Occurrence and Composition
Rutile is a common accessory mineral in intermediate to mafic igneous rocks, and in many metamorphic rocks. It has composition TiO2.

Keys to identifying rutile are its strong yellowish to reddish brown color, high relief, and extreme birefringence.

Important properties
 ·Color - Usually red, red-brown or yellowish-brown. May be pleochroic.
 ·Interference colors - Interference colors may not show due to the strong color of the mineral. When present, they are pastels of very high order.
 ·Relief - very high.
 ·Interference figure - uniaxial (+).

Similar minerals
 ·There are few common minerals that look like rutile.
 ·Hematite generally has a deeper red color and a more irregular, platey, habit.

Rutile in a Whiteschist from the Dora Maira Massif, near Parigi, Italy

The views above show several large grains of brownish rutile (PP). The rutile is surrounded by mostly quartz (on the left and bottom of the photo) and several flakes of clear mica on the right. Rutile has very high birefringence. Just a hint of high order pastel interference colors can be seen here (XP).

Although not distinctive in these photos, kyanite is present just above the two large rutile grains, and also to the left of the smaller grain near the center of the field of view. The kyanite has slightly higher relief than surrounding minerals, but otherwise is hard to pick out. It is clear (PP) and shows first order gray interference colors (XP).

The field of view is 1.5 mm across.

Quartz with Rutile and Muscovite

Most of this view shows quartz. It is characterized by low relief, undulatory extinction and low order interference colors. The brownish, high-relief grains (PP) are rutile. Rutile has very high birefringence but the color of the grain is so strong that its interference colors don't show (XP). A number of small flakes of muscovite are also present. They cannot be distinguished from the quartz in the PP view, but in XP they are marked by their flakey shape and high second order interference colors.

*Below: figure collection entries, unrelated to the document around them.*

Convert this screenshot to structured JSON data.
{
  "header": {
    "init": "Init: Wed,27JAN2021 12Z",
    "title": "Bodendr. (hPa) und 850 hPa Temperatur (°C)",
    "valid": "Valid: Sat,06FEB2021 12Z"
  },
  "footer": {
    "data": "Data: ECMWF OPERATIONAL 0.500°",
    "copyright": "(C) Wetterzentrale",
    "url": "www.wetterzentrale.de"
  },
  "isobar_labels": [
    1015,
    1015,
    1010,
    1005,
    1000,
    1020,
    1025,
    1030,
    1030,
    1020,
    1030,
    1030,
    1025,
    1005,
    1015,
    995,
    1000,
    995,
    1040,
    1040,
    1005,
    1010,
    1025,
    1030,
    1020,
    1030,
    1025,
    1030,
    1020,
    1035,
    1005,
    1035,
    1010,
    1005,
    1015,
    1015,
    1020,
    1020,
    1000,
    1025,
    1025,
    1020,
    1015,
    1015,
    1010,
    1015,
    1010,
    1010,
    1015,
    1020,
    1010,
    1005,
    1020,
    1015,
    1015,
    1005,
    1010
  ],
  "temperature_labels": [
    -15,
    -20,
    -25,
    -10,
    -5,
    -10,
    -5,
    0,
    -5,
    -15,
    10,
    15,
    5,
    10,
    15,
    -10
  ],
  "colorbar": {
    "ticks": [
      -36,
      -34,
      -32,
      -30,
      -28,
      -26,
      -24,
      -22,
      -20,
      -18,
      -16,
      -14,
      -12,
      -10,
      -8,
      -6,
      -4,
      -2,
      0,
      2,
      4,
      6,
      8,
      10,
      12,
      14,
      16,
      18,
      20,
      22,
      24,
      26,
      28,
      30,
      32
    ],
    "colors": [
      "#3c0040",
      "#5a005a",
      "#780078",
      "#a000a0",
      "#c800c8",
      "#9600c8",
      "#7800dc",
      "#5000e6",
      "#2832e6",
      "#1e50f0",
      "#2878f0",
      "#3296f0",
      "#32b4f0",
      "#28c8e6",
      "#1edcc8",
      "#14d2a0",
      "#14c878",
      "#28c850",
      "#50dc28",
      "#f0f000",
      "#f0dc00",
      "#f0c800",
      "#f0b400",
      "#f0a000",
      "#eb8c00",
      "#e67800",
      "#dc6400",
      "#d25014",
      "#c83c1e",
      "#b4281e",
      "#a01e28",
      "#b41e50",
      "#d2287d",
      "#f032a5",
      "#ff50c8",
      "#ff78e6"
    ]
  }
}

This sample comes from New Ogilby, California. The field of view is about 1.5 mm.

Biotite-Sillimanite Schist , from the Beartooth Mountains, Montana

The PP view shows biotite in various shades of brown, clear quartz, and light yellow brown twinned rutile.The rutile is rimmed by an opaque mineral, probably magnetite. Minor sillimanite is present as one high-relief mass near the right side, just below center. One grain of clear plagioclase is just above the largest rutile. In the XP view, the large black grain is quartz that happens to be near extinction. Biotite shows typical second order interference colors. The rutile shows no distinct interference colors because the color of the grain masks the interference colors.